The blockade, organized by activists, began on September 20. On December 16, the Ukrainian government adopted a resolution "on limiting supplies of certain goods from temporarily occupied territory of Ukraine and/or from other territories of Ukraine to temporarily occupied territory." The document comes into force 30 days after its publication.
Writing for Reuters, Josh Cohen says, "Corruption in Ukraine is so bad, a Nigerian prince would be embarrassed."

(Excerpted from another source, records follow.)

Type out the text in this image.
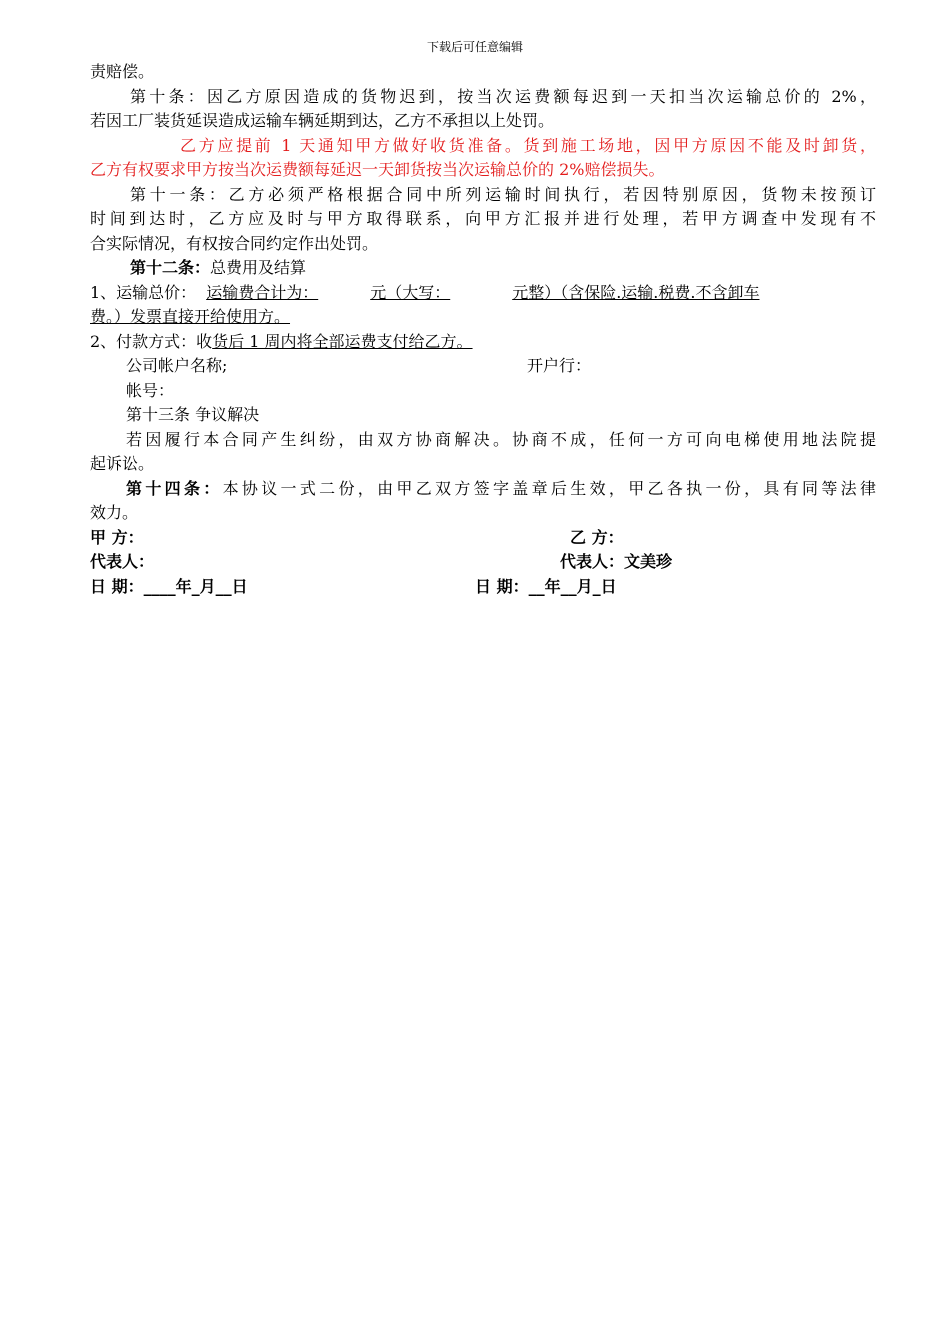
下载后可任意编辑
责赔偿。
第十条：因乙方原因造成的货物迟到，按当次运费额每迟到一天扣当次运输总价的 2%，
若因工厂装货延误造成运输车辆延期到达，乙方不承担以上处罚。
乙方应提前 1 天通知甲方做好收货准备。货到施工场地，因甲方原因不能及时卸货，
乙方有权要求甲方按当次运费额每延迟一天卸货按当次运输总价的 2%赔偿损失。
第十一条：乙方必须严格根据合同中所列运输时间执行，若因特别原因，货物未按预订
时间到达时，乙方应及时与甲方取得联系，向甲方汇报并进行处理，若甲方调查中发现有不
合实际情况，有权按合同约定作出处罚。
第十二条：总费用及结算
1、运输总价： 运输费合计为：	元（大写：	元整）（含保险.运输.税费.不含卸车
费。）发票直接开给使用方。
2、付款方式：收货后 1 周内将全部运费支付给乙方。
公司帐户名称;	开户行：
帐号：
第十三条 争议解决
若因履行本合同产生纠纷，由双方协商解决。协商不成，任何一方可向电梯使用地法院提
起诉讼。
第十四条：本协议一式二份，由甲乙双方签字盖章后生效，甲乙各执一份，具有同等法律
效力。
甲 方：	乙 方：
代表人：	代表人：文美珍
日 期：____年_月__日	日 期：__年__月_日
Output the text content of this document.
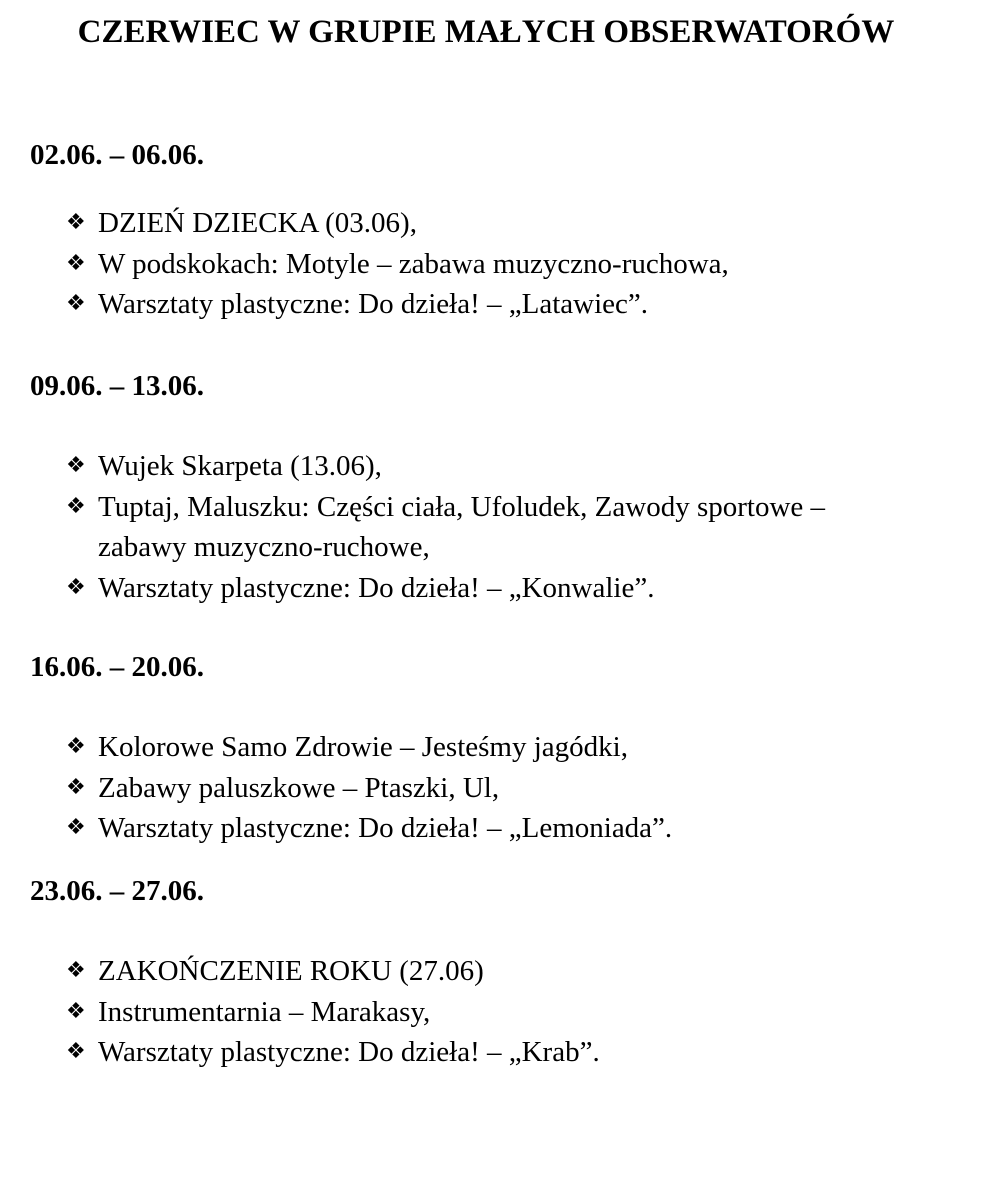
CZERWIEC W GRUPIE MAŁYCH OBSERWATORÓW
02.06. – 06.06.
❖ DZIEŃ DZIECKA (03.06),
❖ W podskokach: Motyle – zabawa muzyczno-ruchowa,
❖ Warsztaty plastyczne: Do dzieła! – „Latawiec”.
09.06. – 13.06.
❖ Wujek Skarpeta (13.06),
❖ Tuptaj, Maluszku: Części ciała, Ufoludek, Zawody sportowe – zabawy muzyczno-ruchowe,
❖ Warsztaty plastyczne: Do dzieła! – „Konwalie”.
16.06. – 20.06.
❖ Kolorowe Samo Zdrowie – Jesteśmy jagódki,
❖ Zabawy paluszkowe – Ptaszki, Ul,
❖ Warsztaty plastyczne: Do dzieła! – „Lemoniada”.
23.06. – 27.06.
❖ ZAKOŃCZENIE ROKU (27.06)
❖ Instrumentarnia – Marakasy,
❖ Warsztaty plastyczne: Do dzieła! – „Krab”.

United States Vice President Joe Biden has never been one to hold his tongue. He certainly didn’t in his recent trip to Kiev. In a speech before Ukraine’s Parliament, Biden told legislators that corruption was eating Ukraine “like a cancer,” and warned Ukrainian President Petro Poroshenko that Ukraine had “one more chance” to confront corruption before the United States cuts off aid.
Biden’s language was undiplomatic, but he’s right: Ukraine needs radical reforms to root out graft. After 18 months in power, Poroshenko still refuses to decisively confront corruption. It’s time for Poroshenko to either step up his fight against corruption — or step down if he won’t.
When it comes to Ukrainian corruption, the numbers speak for themselves. Over $12 billion per year disappears from the Ukrainian budget, according to an adviser to Ukraine’s National Anti-Corruption Bureau. And in its most recent review of global graft, anti-corruption watchdog Transparency International ranked Ukraine 142 out of 174 countries on its Corruption Perceptions Index — below countries such as Uganda, Nicaragua and Nigeria. Ordinary Ukrainians also endure paying petty bribes in all areas of life. From vehicle registration, to getting their children into kindergarten, to obtaining needed medicine, everything connected to government has a price.
The worst corruption occurs at the nexus between business oligarchs and government officials. A small number of oligarchs control 70 percent of Ukraine’s economy, and over the years have captured and corrupted Ukraine’s political and judicial institutions. As a result, a “culture of impunity” was created, where politicians, judges, prosecutors and oligarchs collude in a corrupt system where everyone but the average citizen benefits.